Obama's feel-good indulgence in Ireland came at the start of a four-country, six-day trip that is bound to get into stickier matters as he goes. The only hitch on day one was the threat of a volcanic ash cloud from Iceland that led the president to leave Ireland without even a night's stay and land in England on Monday night.
His high point in Ireland was a helicopter jaunt to Moneygall, population 350 or so, where the president's great-great-great grandfather, Falmouth Kearney, was born and where thousands congregated to welcome the United States' first black president home. Obama met there with his nearest Irish relative, 26-year-old accountant Henry Healy, and they stopped in at Ollie's Bar for a Guinness.
It was a moment and a pint to savor. To the approval of the pub crowd and people all across Ireland watching on television, Obama downed the full pint in four slurps and came away with a foam mustache.
"The president actually killed his pint! He gets my vote," said Christy O'Sullivan, an Irish government clerical worker taking a long lunch break to watch TV footage of Obama's visit. "He's the first president I've actually seen drink the black stuff like he's not ashamed of something."

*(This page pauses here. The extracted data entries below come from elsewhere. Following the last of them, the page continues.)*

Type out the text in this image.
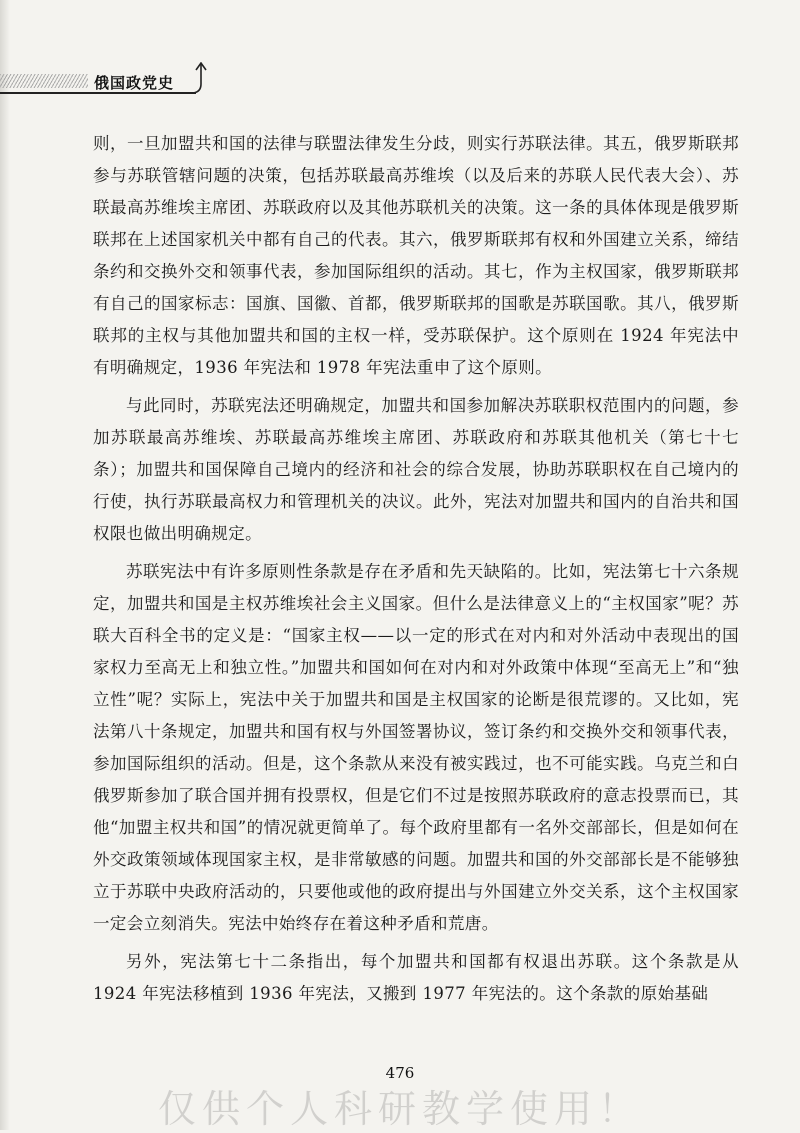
俄国政党史

则，一旦加盟共和国的法律与联盟法律发生分歧，则实行苏联法律。其五，俄罗斯联邦参与苏联管辖问题的决策，包括苏联最高苏维埃（以及后来的苏联人民代表大会）、苏联最高苏维埃主席团、苏联政府以及其他苏联机关的决策。这一条的具体体现是俄罗斯联邦在上述国家机关中都有自己的代表。其六，俄罗斯联邦有权和外国建立关系，缔结条约和交换外交和领事代表，参加国际组织的活动。其七，作为主权国家，俄罗斯联邦有自己的国家标志：国旗、国徽、首都，俄罗斯联邦的国歌是苏联国歌。其八，俄罗斯联邦的主权与其他加盟共和国的主权一样，受苏联保护。这个原则在 1924 年宪法中有明确规定，1936 年宪法和 1978 年宪法重申了这个原则。

与此同时，苏联宪法还明确规定，加盟共和国参加解决苏联职权范围内的问题，参加苏联最高苏维埃、苏联最高苏维埃主席团、苏联政府和苏联其他机关（第七十七条）；加盟共和国保障自己境内的经济和社会的综合发展，协助苏联职权在自己境内的行使，执行苏联最高权力和管理机关的决议。此外，宪法对加盟共和国内的自治共和国权限也做出明确规定。

苏联宪法中有许多原则性条款是存在矛盾和先天缺陷的。比如，宪法第七十六条规定，加盟共和国是主权苏维埃社会主义国家。但什么是法律意义上的“主权国家”呢？苏联大百科全书的定义是：“国家主权——以一定的形式在对内和对外活动中表现出的国家权力至高无上和独立性。”加盟共和国如何在对内和对外政策中体现“至高无上”和“独立性”呢？实际上，宪法中关于加盟共和国是主权国家的论断是很荒谬的。又比如，宪法第八十条规定，加盟共和国有权与外国签署协议，签订条约和交换外交和领事代表，参加国际组织的活动。但是，这个条款从来没有被实践过，也不可能实践。乌克兰和白俄罗斯参加了联合国并拥有投票权，但是它们不过是按照苏联政府的意志投票而已，其他“加盟主权共和国”的情况就更简单了。每个政府里都有一名外交部部长，但是如何在外交政策领域体现国家主权，是非常敏感的问题。加盟共和国的外交部部长是不能够独立于苏联中央政府活动的，只要他或他的政府提出与外国建立外交关系，这个主权国家一定会立刻消失。宪法中始终存在着这种矛盾和荒唐。

另外，宪法第七十二条指出，每个加盟共和国都有权退出苏联。这个条款是从 1924 年宪法移植到 1936 年宪法，又搬到 1977 年宪法的。这个条款的原始基础

476
仅供个人科研教学使用！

Michelle Obama, for her part, drank her full half-pint and then got behind the bar herself to serve Moneygall's parish priest, the Rev. Joe Kennedy.
An Irish link is good news for any American politician trying to connect with voters, and particularly for one who's been dogged by questions about whether he was even born in the United States. By some estimates, 35-40 million Americans trace their ancestry to Ireland. While Ireland, population 4.5 million, is a relatively small player on the world stage, this nation roughly the size of West Virginia has been a popular stopping point for modern American presidents ever since John F. Kennedy came in 1963.

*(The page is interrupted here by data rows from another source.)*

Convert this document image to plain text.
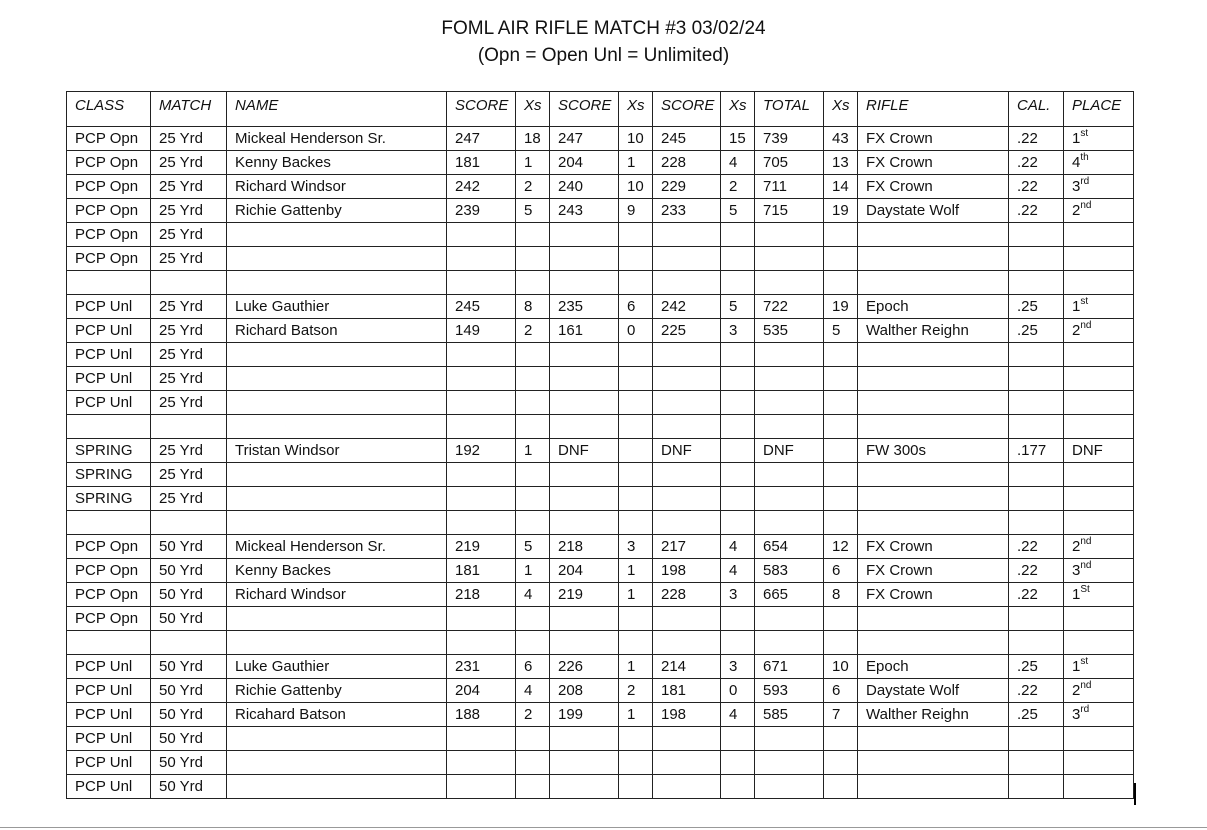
FOML AIR RIFLE MATCH #3 03/02/24
(Opn = Open Unl = Unlimited)
CLASS	MATCH	NAME	SCORE	Xs	SCORE	Xs	SCORE	Xs	TOTAL	Xs	RIFLE	CAL.	PLACE
PCP Opn	25 Yrd	Mickeal Henderson Sr.	247	18	247	10	245	15	739	43	FX Crown	.22	1st
PCP Opn	25 Yrd	Kenny Backes	181	1	204	1	228	4	705	13	FX Crown	.22	4th
PCP Opn	25 Yrd	Richard Windsor	242	2	240	10	229	2	711	14	FX Crown	.22	3rd
PCP Opn	25 Yrd	Richie Gattenby	239	5	243	9	233	5	715	19	Daystate Wolf	.22	2nd
PCP Opn	25 Yrd												
PCP Opn	25 Yrd												

PCP Unl	25 Yrd	Luke Gauthier	245	8	235	6	242	5	722	19	Epoch	.25	1st
PCP Unl	25 Yrd	Richard Batson	149	2	161	0	225	3	535	5	Walther Reighn	.25	2nd
PCP Unl	25 Yrd												
PCP Unl	25 Yrd												
PCP Unl	25 Yrd												

SPRING	25 Yrd	Tristan Windsor	192	1	DNF		DNF		DNF		FW 300s	.177	DNF
SPRING	25 Yrd												
SPRING	25 Yrd												

PCP Opn	50 Yrd	Mickeal Henderson Sr.	219	5	218	3	217	4	654	12	FX Crown	.22	2nd
PCP Opn	50 Yrd	Kenny Backes	181	1	204	1	198	4	583	6	FX Crown	.22	3nd
PCP Opn	50 Yrd	Richard Windsor	218	4	219	1	228	3	665	8	FX Crown	.22	1St
PCP Opn	50 Yrd												

PCP Unl	50 Yrd	Luke Gauthier	231	6	226	1	214	3	671	10	Epoch	.25	1st
PCP Unl	50 Yrd	Richie Gattenby	204	4	208	2	181	0	593	6	Daystate Wolf	.22	2nd
PCP Unl	50 Yrd	Ricahard Batson	188	2	199	1	198	4	585	7	Walther Reighn	.25	3rd
PCP Unl	50 Yrd												
PCP Unl	50 Yrd												
PCP Unl	50 Yrd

It wasn't until the 2008 presidential campaign that Obama discovered he had Irish roots, when a priest of the local Anglican church, Canon Stephen Neill, located the family's baptismal records and established the connection. Falmouth Kearney, who immigrated to the United States in 1850 at the age of 19, is a great-grandfather of Obama on his Kansas-born mother's side. His father was born in Kenya.